Variant Effect Predictor Other information


HGVS notations

The VEP script supports using HGVS notations as input. This feature is currently under development, and not all HGVS notation types are supported. Specifically, only notations relative to genomic (g) or coding (c) sequences are currently supported; protein (p) notations are supported in limited fashion due to the complexity involved in determining the multiple possible underlying genomic sequence changes that could produce a single protein change. The script will warn the user if it fails to parse a particular notation.

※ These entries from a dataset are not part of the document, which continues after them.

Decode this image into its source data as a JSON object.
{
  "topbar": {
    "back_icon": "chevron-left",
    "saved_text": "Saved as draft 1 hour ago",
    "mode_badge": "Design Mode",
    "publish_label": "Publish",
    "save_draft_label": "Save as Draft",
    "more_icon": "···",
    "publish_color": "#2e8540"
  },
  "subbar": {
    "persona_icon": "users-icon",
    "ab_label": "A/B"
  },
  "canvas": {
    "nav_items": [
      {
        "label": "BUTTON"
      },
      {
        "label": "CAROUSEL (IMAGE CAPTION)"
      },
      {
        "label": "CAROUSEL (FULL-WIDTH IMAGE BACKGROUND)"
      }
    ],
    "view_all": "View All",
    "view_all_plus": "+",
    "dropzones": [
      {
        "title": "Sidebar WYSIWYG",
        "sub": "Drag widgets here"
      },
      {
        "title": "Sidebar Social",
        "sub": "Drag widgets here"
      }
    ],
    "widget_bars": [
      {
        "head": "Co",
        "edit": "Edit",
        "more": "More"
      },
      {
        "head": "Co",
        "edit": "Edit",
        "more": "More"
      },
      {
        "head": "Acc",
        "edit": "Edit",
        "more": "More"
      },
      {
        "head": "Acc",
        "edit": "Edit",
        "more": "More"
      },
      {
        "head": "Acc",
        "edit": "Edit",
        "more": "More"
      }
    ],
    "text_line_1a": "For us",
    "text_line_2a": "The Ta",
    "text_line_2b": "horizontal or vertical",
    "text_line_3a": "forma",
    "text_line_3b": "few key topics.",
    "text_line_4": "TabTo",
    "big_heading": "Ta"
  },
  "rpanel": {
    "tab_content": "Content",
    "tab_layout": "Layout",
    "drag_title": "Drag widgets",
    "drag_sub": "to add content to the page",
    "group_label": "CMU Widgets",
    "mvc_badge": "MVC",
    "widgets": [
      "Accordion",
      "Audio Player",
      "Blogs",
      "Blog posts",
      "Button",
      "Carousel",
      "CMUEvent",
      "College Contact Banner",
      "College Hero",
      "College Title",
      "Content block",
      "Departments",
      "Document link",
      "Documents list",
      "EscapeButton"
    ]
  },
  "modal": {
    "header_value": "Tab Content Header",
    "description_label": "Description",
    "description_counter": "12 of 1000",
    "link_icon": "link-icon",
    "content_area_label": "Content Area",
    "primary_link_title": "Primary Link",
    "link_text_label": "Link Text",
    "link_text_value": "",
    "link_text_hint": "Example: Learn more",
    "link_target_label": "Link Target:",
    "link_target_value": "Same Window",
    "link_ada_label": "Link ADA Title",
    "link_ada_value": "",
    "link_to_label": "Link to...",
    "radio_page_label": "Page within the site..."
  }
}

By default the VEP script uses Ensembl transcripts as its reference for determining consequences, and hence also for HGVS notations. However, it is possible to parse HGVS notations that use RefSeq transcripts as the reference sequence by using the --refseq flag when running the script. Such notations must include the version number of the transcript e.g.

NM_080794.3:c.1001C>T

where ".3" denotes that this is version 3 of the transcript NM_080794. See below for more details on how the VEP can use RefSeq transcripts.


RefSeq transcripts

Ensembl produces Core schema databases containing alignments of RefSeq transcript objects to the reference genome. This is the otherfeatures database, and is produced for human and mouse. The database also contains alignments of CCDS transcripts and Ensembl EST sequences. By passing the --refseq flag when running the VEP script, these alternative transcripts will be used as the reference for predicting variant consequences. Gene IDs given in the output when using this option are generally NCBI GeneIDs.

Users should note that RefSeq sequences may disagree with the reference sequence to which they are aligned, hence results generated when using this option should be interpreted with a degree of caution. A much more complex and stringent process is used to produce the main Ensembl Core database, and this should be used in preference to the RefSeq transcripts.

SIFT and PolyPhen predictions and scores are now calculated and referred to internally using the translated sequence, so predictions are available using the --refseq flag where the RefSeq translation matches the Ensembl translation (they will match in the vast majority of cases - most differences between Ensembl and RefSeq transcripts occur in non-coding regions).


File conversion

The VEP script can be used to convert files between the various formats that it parses. This may be useful for a user with, for example, a number of variants given in HGVS notation against RefSeq transcript identifiers. The conversion process allows these notations to be converted into genomic reference coordinates, and then used to predict consequences in the VEP against Ensembl transcripts.